2. Another way they function is to couple exergonic and endergonic reactions.
3. They also lower the Activation Energy of the reactions they catalyze
Ashley asked a good followup question: how, exactly, do enzymes lower the activation energy in reactions?
I’ve looked around for a good explanation of this without finding much satisfaction. One explanation found on Wiki.answers was that, according to the induced fit model, when substrates bind to enzymes, there is strain put on the molecule that promotes the reaction. But this answer felt unsatisfactory for a couple reasons: First, it was unsupported by any links to primary data and second, it’s really only a partial answer – i.e., does it take energy to get the enzyme into this strained conformation? If so, where does that energy come from (perhaps the particle’s movement?) If it doesn’t require energy, why do the substrates get themselves into this position?

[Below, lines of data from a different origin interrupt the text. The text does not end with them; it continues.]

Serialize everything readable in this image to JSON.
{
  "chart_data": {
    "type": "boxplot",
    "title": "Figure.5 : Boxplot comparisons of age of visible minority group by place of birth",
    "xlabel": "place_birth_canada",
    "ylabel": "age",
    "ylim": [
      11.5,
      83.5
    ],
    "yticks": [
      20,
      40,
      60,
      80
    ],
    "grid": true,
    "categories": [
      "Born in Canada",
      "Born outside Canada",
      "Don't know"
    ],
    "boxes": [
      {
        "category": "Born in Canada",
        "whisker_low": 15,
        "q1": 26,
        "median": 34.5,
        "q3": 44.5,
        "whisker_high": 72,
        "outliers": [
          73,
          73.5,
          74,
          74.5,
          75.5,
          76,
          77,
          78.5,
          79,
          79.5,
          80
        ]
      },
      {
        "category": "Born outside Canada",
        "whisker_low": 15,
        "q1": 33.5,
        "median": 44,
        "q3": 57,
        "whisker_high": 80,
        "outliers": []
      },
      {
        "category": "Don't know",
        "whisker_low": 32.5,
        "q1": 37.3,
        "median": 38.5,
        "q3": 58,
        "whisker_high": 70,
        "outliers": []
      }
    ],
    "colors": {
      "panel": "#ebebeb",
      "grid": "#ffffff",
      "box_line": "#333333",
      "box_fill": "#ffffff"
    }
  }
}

A better answer was found from Science magazine back in 2004. The article, Mireia Garcia-Viloca, Jiali Cao, Martin Karplus, Donald G. Truhlar. “How Enzymes Work: Analysis by Modern Rate Theory and Computer Simulations.”Science. 303:186 – 195 (9 January 2004), refers back to a statement by Linus Pauling where he posited that the only actual power enzymes have is in stabilizing a transition state. What does this mean? It means essentially the same thing as was stated above – however it also refers to a kind of ‘in between’ state that substrates enter while bound to the enzymes that makes it easy to convert into the ‘desired’ product.
Apparently, people have observed this lowering of the activation energy, but it’s been difficult for even those who study these things to define. I’ve posted the article on blackboard if any of you are interested in taking a peak at it.